Estamos presenciando una transferencia de poder desde los estados hacia un puñado de corporaciones tecnológicas. Cuando los ingenieros más brillantes del mundo son disputados en una feroz “guerra por el talento” entre Microsoft, Google y OpenAI, con salarios y recursos que los estados no pueden igualar, queda claro quién controla el recurso humano más crítico. Cuando una empresa como ScaleAI, participada por Meta, se convierte en la evaluadora oficial de los modelos de IA para el ejército estadounidense, la línea entre proveedor y socio estratégico se borra.
Esta dinámica se extiende a la base material del poder.

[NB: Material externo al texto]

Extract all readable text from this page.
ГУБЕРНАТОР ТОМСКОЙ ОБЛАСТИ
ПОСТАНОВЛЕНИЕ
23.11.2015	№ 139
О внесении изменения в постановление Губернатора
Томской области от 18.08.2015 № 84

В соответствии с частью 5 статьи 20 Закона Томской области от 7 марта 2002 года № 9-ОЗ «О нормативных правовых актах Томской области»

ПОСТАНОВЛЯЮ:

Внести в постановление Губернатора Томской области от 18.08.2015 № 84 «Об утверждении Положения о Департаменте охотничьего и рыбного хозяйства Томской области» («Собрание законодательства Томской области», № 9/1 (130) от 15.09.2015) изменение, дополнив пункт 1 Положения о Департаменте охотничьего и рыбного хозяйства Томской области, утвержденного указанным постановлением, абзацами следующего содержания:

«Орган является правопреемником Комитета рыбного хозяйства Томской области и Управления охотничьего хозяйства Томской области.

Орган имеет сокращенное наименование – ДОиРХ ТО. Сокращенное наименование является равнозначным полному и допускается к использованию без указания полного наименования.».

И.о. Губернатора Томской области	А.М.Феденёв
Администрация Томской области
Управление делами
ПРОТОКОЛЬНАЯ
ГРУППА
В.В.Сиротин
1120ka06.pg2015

La incursión de un gigante de la defensa como Lockheed Martin en la minería de aguas profundas para asegurar su propio suministro de minerales críticos es una señal inequívoca. Las corporaciones ya no solo fabrican las herramientas de la guerra; ahora buscan controlar toda la cadena de suministro, desde la materia prima hasta el algoritmo. Esto nos proyecta a un futuro donde la seguridad nacional depende de entidades con fines de lucro, cuyos intereses comerciales no siempre se alinearán con el interés público. La pregunta fundamental que emerge es: ¿quién es el responsable final cuando un sistema de armas autónomo, desarrollado por una empresa privada, comete un error catastrófico en el campo de batalla?

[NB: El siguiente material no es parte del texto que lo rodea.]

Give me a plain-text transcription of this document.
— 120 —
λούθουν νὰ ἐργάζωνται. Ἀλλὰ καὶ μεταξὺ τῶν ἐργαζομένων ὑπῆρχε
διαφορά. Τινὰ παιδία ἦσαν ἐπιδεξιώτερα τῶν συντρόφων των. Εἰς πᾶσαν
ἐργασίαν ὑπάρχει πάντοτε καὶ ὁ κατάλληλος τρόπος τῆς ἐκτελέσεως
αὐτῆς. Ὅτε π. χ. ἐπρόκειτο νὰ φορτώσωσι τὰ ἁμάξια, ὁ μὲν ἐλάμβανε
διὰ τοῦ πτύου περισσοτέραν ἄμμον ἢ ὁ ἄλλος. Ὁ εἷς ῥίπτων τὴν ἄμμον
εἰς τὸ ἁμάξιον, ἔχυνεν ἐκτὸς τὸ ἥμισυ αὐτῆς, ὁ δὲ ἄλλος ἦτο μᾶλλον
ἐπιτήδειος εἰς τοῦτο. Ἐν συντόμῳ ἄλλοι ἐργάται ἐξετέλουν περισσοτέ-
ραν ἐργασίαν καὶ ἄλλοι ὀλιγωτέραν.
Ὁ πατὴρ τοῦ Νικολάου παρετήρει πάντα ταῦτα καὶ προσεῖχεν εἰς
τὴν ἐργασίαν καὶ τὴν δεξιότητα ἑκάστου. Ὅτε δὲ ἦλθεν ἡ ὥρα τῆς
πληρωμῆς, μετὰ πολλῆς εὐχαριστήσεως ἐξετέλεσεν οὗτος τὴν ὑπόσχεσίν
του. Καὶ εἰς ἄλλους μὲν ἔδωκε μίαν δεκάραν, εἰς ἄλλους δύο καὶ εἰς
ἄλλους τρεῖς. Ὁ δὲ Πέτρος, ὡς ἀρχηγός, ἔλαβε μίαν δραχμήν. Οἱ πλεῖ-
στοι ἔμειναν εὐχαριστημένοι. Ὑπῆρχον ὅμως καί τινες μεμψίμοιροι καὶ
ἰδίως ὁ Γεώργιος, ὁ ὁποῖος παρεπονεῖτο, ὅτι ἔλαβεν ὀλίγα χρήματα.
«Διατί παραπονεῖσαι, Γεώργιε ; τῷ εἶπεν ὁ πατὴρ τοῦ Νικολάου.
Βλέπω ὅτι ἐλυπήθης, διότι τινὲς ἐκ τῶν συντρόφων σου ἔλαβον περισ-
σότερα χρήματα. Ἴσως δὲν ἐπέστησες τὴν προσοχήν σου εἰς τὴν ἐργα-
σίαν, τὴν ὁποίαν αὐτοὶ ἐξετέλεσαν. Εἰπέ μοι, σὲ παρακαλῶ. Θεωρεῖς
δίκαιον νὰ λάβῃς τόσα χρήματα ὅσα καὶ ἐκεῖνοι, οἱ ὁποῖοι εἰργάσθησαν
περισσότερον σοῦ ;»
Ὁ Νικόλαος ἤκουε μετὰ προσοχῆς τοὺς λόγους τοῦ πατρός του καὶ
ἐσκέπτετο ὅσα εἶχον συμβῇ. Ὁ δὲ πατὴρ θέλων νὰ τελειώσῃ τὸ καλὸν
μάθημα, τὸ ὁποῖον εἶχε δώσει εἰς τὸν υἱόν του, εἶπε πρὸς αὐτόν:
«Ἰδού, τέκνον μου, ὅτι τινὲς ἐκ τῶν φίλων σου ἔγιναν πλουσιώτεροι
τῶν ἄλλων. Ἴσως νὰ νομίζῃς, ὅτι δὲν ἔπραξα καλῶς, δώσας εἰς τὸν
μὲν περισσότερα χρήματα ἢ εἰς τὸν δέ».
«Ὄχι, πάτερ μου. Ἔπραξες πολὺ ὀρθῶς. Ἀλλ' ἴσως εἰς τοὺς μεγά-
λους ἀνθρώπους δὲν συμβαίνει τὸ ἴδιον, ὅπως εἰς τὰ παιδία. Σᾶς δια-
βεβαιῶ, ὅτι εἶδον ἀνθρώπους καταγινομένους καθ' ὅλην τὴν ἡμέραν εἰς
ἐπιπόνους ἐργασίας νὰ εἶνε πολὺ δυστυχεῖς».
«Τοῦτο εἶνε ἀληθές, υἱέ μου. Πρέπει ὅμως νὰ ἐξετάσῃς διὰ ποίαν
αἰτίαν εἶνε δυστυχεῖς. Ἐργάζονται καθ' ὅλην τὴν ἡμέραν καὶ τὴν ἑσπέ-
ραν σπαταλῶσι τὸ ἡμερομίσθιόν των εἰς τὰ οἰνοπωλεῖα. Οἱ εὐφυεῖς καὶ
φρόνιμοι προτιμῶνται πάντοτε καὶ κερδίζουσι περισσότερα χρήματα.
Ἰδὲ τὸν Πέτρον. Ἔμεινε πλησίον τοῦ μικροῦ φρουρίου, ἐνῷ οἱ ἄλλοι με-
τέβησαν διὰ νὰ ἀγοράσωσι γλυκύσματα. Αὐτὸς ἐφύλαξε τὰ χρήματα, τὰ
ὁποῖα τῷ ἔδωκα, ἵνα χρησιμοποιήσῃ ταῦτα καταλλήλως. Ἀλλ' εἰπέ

La convergencia de silicio y acero nos conduce inexorablemente hacia la guerra algorítmica. Los conflictos se acelerarán, con ciclos de decisión de inteligencia, vigilancia y ataque (ISTAR) ejecutados en milisegundos por sistemas de IA. La promesa es una eficiencia letal, pero el riesgo es una escalada automatizada e incontrolable, donde los sesgos ocultos en los datos de entrenamiento pueden llevar a consecuencias devastadoras. Los datos que generamos masivamente cada día, como advierten los críticos, se convierten en el combustible que entrena a estos sistemas, convirtiendo nuestras vidas digitales en parte de la cadena de suministro militar sin nuestro consentimiento.

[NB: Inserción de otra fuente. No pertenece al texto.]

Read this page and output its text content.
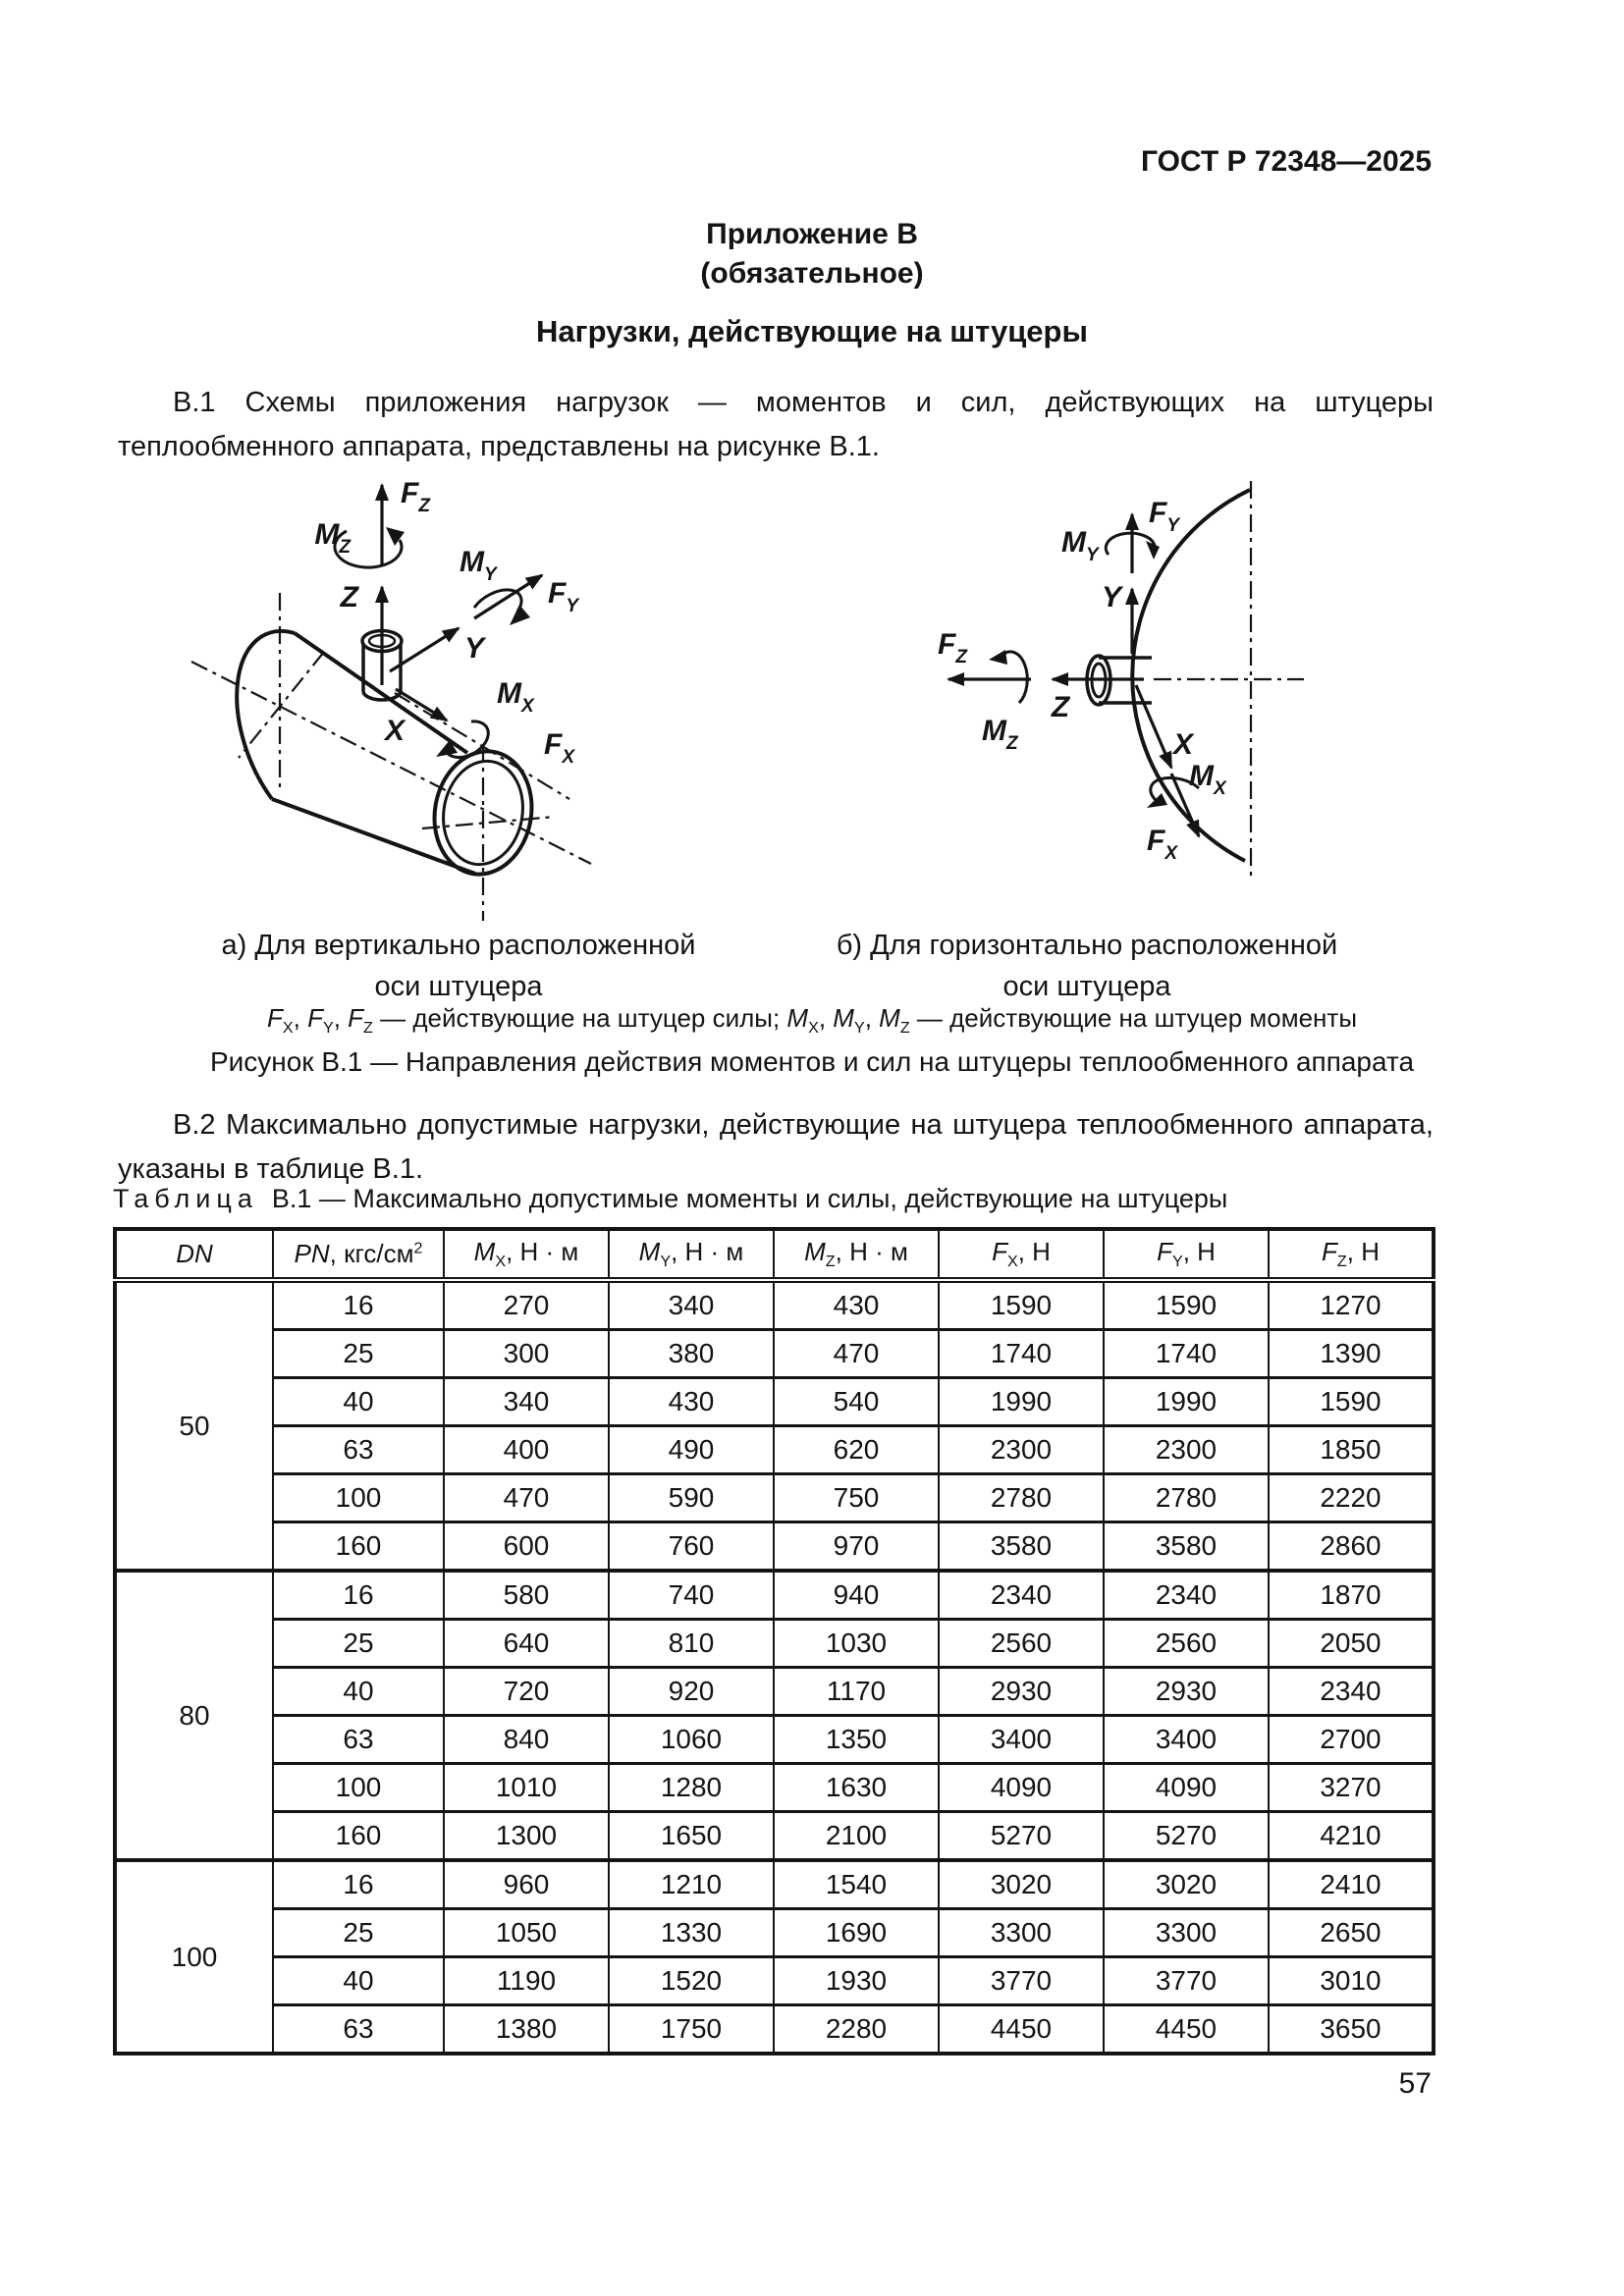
ГОСТ Р 72348—2025
Приложение В
(обязательное)
Нагрузки, действующие на штуцеры

В.1 Схемы приложения нагрузок — моментов и сил, действующих на штуцеры теплообменного аппарата, представлены на рисунке В.1.

$F_Z$
$M_Z$
Z
$M_Y$
$F_Y$
Y
X
$M_X$
$F_X$
$F_Z$
$M_Z$
Z
$M_Y$
$F_Y$
Y
X
$M_X$
$F_X$
а) Для вертикально расположенной оси штуцера
б) Для горизонтально расположенной оси штуцера
$F_X$, $F_Y$, $F_Z$ — действующие на штуцер силы; $M_X$, $M_Y$, $M_Z$ — действующие на штуцер моменты
Рисунок В.1 — Направления действия моментов и сил на штуцеры теплообменного аппарата

В.2 Максимально допустимые нагрузки, действующие на штуцера теплообменного аппарата, указаны в таблице В.1.

Таблица В.1 — Максимально допустимые моменты и силы, действующие на штуцеры
DN	PN, кгс/$см^2$	$M_X$, Н · м	$M_Y$, Н · м	$M_Z$, Н · м	$F_X$, Н	$F_Y$, Н	$F_Z$, Н
50	16	270	340	430	1590	1590	1270
	25	300	380	470	1740	1740	1390
	40	340	430	540	1990	1990	1590
	63	400	490	620	2300	2300	1850
	100	470	590	750	2780	2780	2220
	160	600	760	970	3580	3580	2860
80	16	580	740	940	2340	2340	1870
	25	640	810	1030	2560	2560	2050
	40	720	920	1170	2930	2930	2340
	63	840	1060	1350	3400	3400	2700
	100	1010	1280	1630	4090	4090	3270
	160	1300	1650	2100	5270	5270	4210
100	16	960	1210	1540	3020	3020	2410
	25	1050	1330	1690	3300	3300	2650
	40	1190	1520	1930	3770	3770	3010
	63	1380	1750	2280	4450	4450	3650
57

En este contexto, surge un concepto ambivalente: la “paz algorítmica”. Podría manifestarse como un estado de estabilidad global mantenido por sistemas de vigilancia predictiva y disuasión automatizada tan poderosos que harían impensable un conflicto a gran escala. Sin embargo, esta paz tendría un costo: una supervisión constante, la erosión de las libertades civiles y la fragilidad de un equilibrio dependiente de códigos y máquinas que podrían fallar o ser manipulados. La elección del futuro no parece ser entre guerra y paz, sino entre diferentes tipos de conflicto y diferentes formas de control. La tecnología no ofrece una salida a la condición humana, sino que amplifica sus dilemas a una escala y velocidad sin precedentes, dejándonos la tarea de decidir qué tipo de futuro estamos dispuestos a aceptar.